Through a series of panels and charts, the exhibition was designed to chart the historical, architectural and cultural evolution of the place, spanning over 400 years. It features stalwarts who shaped the city’s architectural and cultural identity and highlights the restoration work undertaken by INTACH in the heritage town.
The French first settled in erstwhile Pondicherry in 1674. The coastal town was taken over by the Dutch in 1693, who prepared the first comprehensive and unique grid-patterned layout for the settlement.
The place changed hands to the French again in 1700, paving the way for implementation of the architectural plan and a series of fortifications — being enclosed in an oval-shaped rampart by 1740. As early as 1709, there would be one of the first initiatives by the French company to build a stronghold — Fort Louis — in the heart of the town. Modelled on the fort built by French military engineer Vauban in Tournai, the city would have a pentagon-shaped fort with five bastions, underground chambers for storage and a moat around it.

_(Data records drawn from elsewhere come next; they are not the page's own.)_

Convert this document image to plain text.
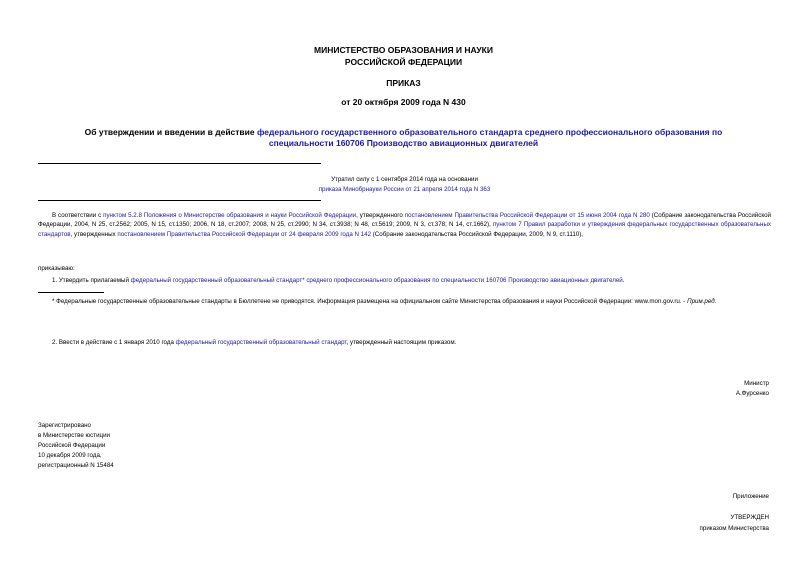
МИНИСТЕРСТВО ОБРАЗОВАНИЯ И НАУКИ
РОССИЙСКОЙ ФЕДЕРАЦИИ
ПРИКАЗ
от 20 октября 2009 года N 430
Об утверждении и введении в действие федерального государственного образовательного стандарта среднего профессионального образования по
специальности 160706 Производство авиационных двигателей
Утратил силу с 1 сентября 2014 года на основании
приказа Минобрнауки России от 21 апреля 2014 года N 363
В соответствии с пунктом 5.2.8 Положения о Министерстве образования и науки Российской Федерации, утвержденного постановлением Правительства Российской Федерации от 15 июня 2004 года N 280 (Собрание законодательства Российской Федерации, 2004, N 25, ст.2562; 2005, N 15, ст.1350; 2006, N 18, ст.2007; 2008, N 25, ст.2990; N 34, ст.3938; N 48, ст.5619; 2009, N 3, ст.378; N 14, ст.1662), пунктом 7 Правил разработки и утверждения федеральных государственных образовательных стандартов, утвержденных постановлением Правительства Российской Федерации от 24 февраля 2009 года N 142 (Собрание законодательства Российской Федерации, 2009, N 9, ст.1110),
приказываю:
1. Утвердить прилагаемый федеральный государственный образовательный стандарт* среднего профессионального образования по специальности 160706 Производство авиационных двигателей.
* Федеральные государственные образовательные стандарты в Бюллетене не приводятся. Информация размещена на официальном сайте Министерства образования и науки Российской Федерации: www.mon.gov.ru. - Прим.ред.
2. Ввести в действие с 1 января 2010 года федеральный государственный образовательный стандарт, утвержденный настоящим приказом.
Министр
А.Фурсенко
Зарегистрировано
в Министерстве юстиции
Российской Федерации
10 декабря 2009 года,
регистрационный N 15484
Приложение
УТВЕРЖДЕН
приказом Министерства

The period between 1761 and 1825 saw several outer fortifications and the Boulevards.
In 1761, the place came under the onslaught of the British, leading to its near-total destruction. However, the French wrested back Pondicherry in 1763 and reconstructed the town as seen today over the old foundational design.
There are frames on personages from the French era from Governor-General Joseph Francois Dupleix to Ananda Ranga Pillai, the Dewan whose diaries are a rich source of archival material on life in the mid-18th century. Panels documented the contributions of Sri Aurobindo and The Mother, whose legacy permeates the quietude associated with the White Town precincts, and fascinating figures from history such as Chinese scholar Xu Fancheng, who lived in the city for 27 years.
According to Ashok Panda, INTACH co-convener, new investigations by French scholars regarding crucial periods of the town’s development hold immense appeal for revisiting the Union Territory’s story.
Dutch maps and plans throw new light on the origins of the settlement at the end of the 17th century; the register of land in the White Town precincts in 1777 which constitutes a veritable cadastre, an inventory of the essential elements of urban life. The historical and statistical accounts of the main French settlements in 1824 can be considered the first gazetteers of India.